How Jamie Lee Curtis Invented Instagram (Sort of)

The ‘Scream Queens’ star dishes on her newfound love of TV


Specs
Age 56
Claim to fame Stars as Dean Cathy Munsch on Fox's Scream Queens (premieres Sept. 22 at 8 p.m.); Golden Globe Award winner. Curtis made her movie debut in 1978, starring in John Carpenter's indie slasher film Halloween.
Base Los Angeles
Twitter @jamieleecurtis

Adweek: What's the first information you consume in the morning?
Jamie Lee Curtis: Coffee. Then I read the Huffington Post, The New York Times, Salon, Slate, BBC News, probably in that order. Now that I'm a modern girl and am trying to keep up with my young co-stars, I also check Twitter and figure out if I have something pithy or promote-y to say.

How long have you been on Twitter?
Not that long. Maybe a couple of years. Until recently, I had no activity at all; I had a Twitter account just to have it. But then I signed on to do [Scream Queens] with a myriad [of] young people, Internet stars and bloggers, and in doing so, I feel I am now required to participate in social media in a way that I have looked askance at.

What other social media platforms do you use?
Facebook is now for old people, so I'm on Facebook with my other old people. I actually started Instagram about three years before Instagram arrived—I just didn't have the savvy.

How so?
I recognized that people wanted to share photographs from their iPhones, so I started a Blogspot called iPhoneys for iPhone photographers to share their vision. I invited a group of people who I knew took nice pictures. At that point, I was such a Luddite that they had to actually send me their pictures and then I would upload them to the blog. Eventually I ended up giving everyone the password so they could upload their photos themselves. By the time we started doing it with any regularity, Instagram began. So I feel like I was ahead of the curve and saw the future of iPhone picture sharing, yet I have reaped none of the rewards.

What do you watch on TV?
Had you asked me this when I was still raising my son, I would have said that the only television I watched was obscure anime on Hulu Plus. But now that we are slightly empty nesters, my husband and I, after 31 years of marriage, have discovered television. It's quite extraordinary! [Laughs] We started watching the English House of Cards, and then we watched the American version and liked it. We've done The Americans and Better Call Saul. I personally really like Orange Is the New Black. We're making our way through Breaking Bad, so right now we're knee-deep in methamphetamines. Some shit's going down. [Laughs] I now really understand and appreciate the pleasure of television in a way that I never did.
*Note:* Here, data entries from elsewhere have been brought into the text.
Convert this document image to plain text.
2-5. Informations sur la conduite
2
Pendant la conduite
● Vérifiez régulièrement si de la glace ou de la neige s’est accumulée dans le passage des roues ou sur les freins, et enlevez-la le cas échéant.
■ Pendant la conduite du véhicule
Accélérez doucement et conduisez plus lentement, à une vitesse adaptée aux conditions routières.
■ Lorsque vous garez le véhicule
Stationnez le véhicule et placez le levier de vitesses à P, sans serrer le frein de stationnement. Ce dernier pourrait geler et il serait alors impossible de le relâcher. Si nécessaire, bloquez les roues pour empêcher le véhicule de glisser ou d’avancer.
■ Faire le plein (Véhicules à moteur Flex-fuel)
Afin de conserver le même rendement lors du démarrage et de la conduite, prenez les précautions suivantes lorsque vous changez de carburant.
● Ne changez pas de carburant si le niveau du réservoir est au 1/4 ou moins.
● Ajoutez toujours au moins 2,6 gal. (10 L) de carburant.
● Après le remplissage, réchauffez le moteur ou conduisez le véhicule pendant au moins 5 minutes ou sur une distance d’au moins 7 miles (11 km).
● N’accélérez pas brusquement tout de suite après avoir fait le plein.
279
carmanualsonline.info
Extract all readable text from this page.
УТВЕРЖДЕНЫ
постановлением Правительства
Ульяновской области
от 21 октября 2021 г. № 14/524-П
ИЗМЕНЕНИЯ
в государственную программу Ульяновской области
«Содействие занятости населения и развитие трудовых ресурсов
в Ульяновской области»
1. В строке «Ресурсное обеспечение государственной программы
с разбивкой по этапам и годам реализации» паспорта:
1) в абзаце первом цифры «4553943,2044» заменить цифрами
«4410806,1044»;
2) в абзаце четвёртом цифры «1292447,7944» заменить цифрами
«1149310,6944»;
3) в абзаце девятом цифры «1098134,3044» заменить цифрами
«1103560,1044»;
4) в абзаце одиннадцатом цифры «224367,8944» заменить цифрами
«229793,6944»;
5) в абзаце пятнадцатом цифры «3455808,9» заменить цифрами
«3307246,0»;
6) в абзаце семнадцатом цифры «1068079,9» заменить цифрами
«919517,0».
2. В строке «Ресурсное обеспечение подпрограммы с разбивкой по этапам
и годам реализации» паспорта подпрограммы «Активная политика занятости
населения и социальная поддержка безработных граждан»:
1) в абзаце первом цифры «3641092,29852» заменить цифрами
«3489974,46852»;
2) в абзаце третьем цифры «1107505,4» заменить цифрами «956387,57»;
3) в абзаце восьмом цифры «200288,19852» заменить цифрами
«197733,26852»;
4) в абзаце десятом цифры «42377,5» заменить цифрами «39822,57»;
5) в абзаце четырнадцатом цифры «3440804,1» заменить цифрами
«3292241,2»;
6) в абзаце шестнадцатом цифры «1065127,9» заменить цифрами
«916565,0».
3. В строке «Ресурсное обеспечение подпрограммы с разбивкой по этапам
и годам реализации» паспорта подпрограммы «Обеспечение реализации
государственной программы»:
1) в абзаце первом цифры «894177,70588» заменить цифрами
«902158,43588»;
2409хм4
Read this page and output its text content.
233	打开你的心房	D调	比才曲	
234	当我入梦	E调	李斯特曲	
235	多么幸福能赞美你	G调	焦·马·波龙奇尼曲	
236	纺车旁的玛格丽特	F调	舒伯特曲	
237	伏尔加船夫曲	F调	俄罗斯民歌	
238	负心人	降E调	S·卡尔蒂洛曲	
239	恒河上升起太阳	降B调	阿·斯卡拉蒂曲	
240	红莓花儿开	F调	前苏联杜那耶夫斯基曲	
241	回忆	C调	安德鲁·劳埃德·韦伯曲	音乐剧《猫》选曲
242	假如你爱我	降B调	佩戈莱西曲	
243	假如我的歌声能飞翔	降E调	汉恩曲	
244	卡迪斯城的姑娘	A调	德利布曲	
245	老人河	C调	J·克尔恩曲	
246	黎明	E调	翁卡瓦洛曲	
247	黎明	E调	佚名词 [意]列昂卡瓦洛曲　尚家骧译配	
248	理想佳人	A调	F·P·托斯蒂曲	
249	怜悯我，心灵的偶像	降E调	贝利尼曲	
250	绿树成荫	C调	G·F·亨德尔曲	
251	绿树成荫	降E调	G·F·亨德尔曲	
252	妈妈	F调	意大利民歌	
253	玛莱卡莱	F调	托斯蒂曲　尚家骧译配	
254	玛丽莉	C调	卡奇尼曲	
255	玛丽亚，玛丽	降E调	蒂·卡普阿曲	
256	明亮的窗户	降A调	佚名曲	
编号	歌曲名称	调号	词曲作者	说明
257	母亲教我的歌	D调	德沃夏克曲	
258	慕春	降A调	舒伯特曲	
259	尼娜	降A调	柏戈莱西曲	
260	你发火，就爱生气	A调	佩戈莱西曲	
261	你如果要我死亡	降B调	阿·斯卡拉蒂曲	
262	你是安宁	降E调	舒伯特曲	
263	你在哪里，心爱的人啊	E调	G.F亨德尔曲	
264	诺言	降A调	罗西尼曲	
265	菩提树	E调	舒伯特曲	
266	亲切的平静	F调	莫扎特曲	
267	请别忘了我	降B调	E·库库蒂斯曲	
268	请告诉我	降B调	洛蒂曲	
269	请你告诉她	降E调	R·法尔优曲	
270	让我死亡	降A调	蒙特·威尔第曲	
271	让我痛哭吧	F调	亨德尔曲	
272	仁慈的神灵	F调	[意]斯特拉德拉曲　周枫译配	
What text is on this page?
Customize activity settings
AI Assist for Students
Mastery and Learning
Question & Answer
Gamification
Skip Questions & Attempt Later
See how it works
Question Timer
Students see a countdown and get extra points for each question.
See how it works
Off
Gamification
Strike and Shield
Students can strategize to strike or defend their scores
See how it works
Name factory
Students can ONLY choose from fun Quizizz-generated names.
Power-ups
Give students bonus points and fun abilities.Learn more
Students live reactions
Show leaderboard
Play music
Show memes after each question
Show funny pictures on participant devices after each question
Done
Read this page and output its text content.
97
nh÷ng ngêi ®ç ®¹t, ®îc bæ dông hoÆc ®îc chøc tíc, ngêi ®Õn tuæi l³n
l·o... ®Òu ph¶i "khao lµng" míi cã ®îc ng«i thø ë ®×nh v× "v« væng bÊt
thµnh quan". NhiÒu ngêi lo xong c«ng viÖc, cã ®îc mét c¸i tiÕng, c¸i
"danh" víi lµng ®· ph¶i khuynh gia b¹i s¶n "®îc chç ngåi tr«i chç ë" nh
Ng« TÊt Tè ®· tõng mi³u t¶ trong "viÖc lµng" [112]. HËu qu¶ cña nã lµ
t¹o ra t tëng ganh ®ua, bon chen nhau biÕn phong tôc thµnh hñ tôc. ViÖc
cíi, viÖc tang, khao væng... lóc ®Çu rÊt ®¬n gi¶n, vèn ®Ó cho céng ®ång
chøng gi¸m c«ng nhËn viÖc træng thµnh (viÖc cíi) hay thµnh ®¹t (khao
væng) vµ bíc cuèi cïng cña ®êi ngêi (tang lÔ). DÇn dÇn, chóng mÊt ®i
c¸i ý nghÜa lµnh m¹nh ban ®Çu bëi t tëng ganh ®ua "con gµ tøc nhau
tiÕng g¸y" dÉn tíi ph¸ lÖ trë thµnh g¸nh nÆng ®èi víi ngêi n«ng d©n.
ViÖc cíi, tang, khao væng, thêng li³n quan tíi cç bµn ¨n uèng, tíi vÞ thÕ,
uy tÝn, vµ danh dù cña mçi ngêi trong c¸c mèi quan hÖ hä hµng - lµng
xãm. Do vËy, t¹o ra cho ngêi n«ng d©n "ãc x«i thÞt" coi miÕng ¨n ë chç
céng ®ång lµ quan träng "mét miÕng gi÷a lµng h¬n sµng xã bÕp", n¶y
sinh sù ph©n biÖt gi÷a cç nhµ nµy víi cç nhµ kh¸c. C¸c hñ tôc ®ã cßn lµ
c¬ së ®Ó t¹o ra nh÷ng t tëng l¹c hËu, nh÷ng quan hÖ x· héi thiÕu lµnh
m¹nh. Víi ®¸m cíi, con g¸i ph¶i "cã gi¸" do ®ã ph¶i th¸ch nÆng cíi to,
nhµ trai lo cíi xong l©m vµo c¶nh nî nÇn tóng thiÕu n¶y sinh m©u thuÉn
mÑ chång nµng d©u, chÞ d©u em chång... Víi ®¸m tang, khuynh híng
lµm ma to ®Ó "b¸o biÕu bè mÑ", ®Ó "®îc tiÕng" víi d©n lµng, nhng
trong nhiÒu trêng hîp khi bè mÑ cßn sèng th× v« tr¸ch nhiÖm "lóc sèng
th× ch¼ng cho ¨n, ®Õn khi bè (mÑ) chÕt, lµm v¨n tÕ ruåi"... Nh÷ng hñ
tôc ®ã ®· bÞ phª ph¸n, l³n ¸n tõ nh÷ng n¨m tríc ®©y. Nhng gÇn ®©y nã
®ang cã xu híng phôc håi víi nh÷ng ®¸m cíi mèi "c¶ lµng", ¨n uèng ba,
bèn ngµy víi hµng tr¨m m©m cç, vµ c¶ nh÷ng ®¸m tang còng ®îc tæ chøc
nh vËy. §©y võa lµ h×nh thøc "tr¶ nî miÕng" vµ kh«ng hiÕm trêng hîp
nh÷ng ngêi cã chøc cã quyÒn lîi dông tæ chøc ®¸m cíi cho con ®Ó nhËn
What's on your reading list?
I've been working so much on this TV show that my normal reading schedule, which is robust, has been diminished. I've been reading nonfiction because I've found that it's easier to pick up and put down. I just started Dead Wake, which is Erik Larson's new book.

Do you read any magazines?
I read The Week, and that's it. It is a perfect distillation of what's going on in the world. I've been in development for over four years now on a project based on a story I read in The Week. It's the story of a man named Glenn Burke, who was a gay baseball player with the Los Angeles Dodgers in the late '70s, and he is the man who invented the high five. It's a very compelling, true story. If I ever get it made, I will [contact] the editors of The Week and say, "This movie is being made because of you guys."